事業モデル
同社はDX事業、人材事業、EC事業、インキュベーション事業の4軸を展開しています。特にDX事業では、SaaSやASPサービスを含む多様なソリューションを提供しており、企業や自治体の課題解決を支援する体制を構築しています。
DX事業内には、検索エンジンやFAQシステム、チャットボットなどの高度な技術を活用したプロダクトが多数含まれます。また、人材事業においては新卒採用支援やキャリア教育など、人々の成長とマッチングを支えるサービスを展開しています。
KPI
2025年6月期の連結売上収益は8,179百万円となり、前年同期比でわずかな減少に留まっています。一方で営業利益は751百万円を計上し、前年度の赤字から大幅な改善を見せています。

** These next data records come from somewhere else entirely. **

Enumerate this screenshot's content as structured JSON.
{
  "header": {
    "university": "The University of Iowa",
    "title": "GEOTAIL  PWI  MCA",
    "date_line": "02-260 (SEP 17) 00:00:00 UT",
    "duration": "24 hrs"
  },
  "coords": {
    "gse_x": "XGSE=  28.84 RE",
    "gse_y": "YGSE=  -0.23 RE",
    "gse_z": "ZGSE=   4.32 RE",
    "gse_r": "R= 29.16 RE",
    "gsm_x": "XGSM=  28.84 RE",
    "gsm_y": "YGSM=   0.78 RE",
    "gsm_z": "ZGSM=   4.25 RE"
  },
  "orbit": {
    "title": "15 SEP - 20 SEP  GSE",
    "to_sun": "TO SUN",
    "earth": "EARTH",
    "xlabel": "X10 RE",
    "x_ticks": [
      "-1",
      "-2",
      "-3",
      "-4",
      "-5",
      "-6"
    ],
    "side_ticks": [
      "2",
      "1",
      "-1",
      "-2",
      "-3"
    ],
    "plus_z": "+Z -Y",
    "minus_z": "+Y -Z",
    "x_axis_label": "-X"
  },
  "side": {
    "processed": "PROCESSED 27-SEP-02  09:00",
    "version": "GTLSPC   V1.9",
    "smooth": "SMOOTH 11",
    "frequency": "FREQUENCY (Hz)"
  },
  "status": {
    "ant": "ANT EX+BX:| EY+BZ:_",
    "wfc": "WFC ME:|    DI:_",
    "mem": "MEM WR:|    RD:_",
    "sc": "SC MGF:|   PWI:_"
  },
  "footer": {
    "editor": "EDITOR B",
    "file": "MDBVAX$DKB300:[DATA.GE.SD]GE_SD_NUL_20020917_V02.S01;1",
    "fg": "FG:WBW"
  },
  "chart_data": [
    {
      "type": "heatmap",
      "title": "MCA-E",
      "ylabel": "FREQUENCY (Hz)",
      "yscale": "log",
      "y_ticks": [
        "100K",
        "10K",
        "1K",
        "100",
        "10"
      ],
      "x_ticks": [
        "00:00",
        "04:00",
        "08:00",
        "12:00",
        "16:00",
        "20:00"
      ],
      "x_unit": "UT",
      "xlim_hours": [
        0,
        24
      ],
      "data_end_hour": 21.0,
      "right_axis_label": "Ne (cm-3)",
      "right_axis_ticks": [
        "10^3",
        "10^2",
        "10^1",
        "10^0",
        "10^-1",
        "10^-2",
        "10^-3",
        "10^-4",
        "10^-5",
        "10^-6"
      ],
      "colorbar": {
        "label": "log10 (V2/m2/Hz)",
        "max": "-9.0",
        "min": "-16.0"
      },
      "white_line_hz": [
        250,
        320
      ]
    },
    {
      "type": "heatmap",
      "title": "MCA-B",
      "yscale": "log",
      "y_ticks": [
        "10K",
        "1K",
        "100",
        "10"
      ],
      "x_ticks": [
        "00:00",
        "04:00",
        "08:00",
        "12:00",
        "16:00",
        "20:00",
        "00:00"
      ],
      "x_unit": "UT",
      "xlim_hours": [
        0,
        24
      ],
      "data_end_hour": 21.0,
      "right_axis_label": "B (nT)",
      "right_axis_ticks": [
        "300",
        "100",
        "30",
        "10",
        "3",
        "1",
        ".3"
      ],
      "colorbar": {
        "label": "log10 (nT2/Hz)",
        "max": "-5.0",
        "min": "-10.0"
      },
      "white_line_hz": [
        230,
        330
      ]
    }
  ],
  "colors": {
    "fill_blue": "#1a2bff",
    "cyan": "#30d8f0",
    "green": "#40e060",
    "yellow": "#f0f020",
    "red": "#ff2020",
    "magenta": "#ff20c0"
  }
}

この業績回復は、DX事業における大型案件の一時売上の計上や、構造改革に伴うコスト削減の効果によるものです。特にDX事業においては、既存サービスの堅調な推移に加え、新規SaaS開発やソリューション型案件の獲得が寄呈しています。
成長ドライバー
中期経営計画において、AI技術の向上と倫理的利用の両立や、デジタルデバイドの解消を重要テーマに掲げています。DX事業では、高度化するITニーズに対応するため、ニアショアおよびオフショア開発拠点の拡大によるリソース確保を進めています。
また、M&Aや事業提携を通じて、新規事業ドメインへの参入や技術力の獲得、サービスラインナップの拡充を図る方針です。人材事業においても、専門性の高いエキスパートの採用を強化し、組織力の向上と生産性の向上を目指しています。
リスク
DX事業は売上収益の約半分を占めており、国内景気動向や企業のIT投資意欲に大きく左右される側面があります。また、技術革新のスピードが非常に速いため、次世代技術への対応遅れによるサービスの陳腐化や競争力低下のリスクが存在します。
システム運用面では、SLAの未達による賠償リスクや、サイバー攻撃・自然災害等による通信インフラの停止リスクを抱えています。さらに、個人情報の取り扱いに関するセキュリティ体制の不備が、社会的信用の失墜や損害賠償につながる可能性も指摘されています。
競合
DX事業においては、高度化するITニーズに対し、独自の技術力と豊富なソリューションで差別化を図っています。特にSaaS/ASPモデルの展開により、安定的な顧客基盤の構築とサービス提供の効率化を追求しています。
人材事業では、深刻なIT人材不足という市場環境の中で、若手から専門職まで幅広い層へのアプローチを展開しています。競合他社との差別化に向け、単なるマッチングに留まらないキャリア教育や高度な技術支援を組み合わせた提供体制を構築しています。
バリュエーション
最新の市場データにおいて、同社の株価は333円となっており、時価総額は約56.3億円です。PERは8.77倍、PBRは1.23倍と算出されています。
配当利回りは5.12%となっており、安定した還元姿勢が見て取れます。これらの数値は、事業構造改革による収益性の改善が進む中での現在の市場評価を反映しています。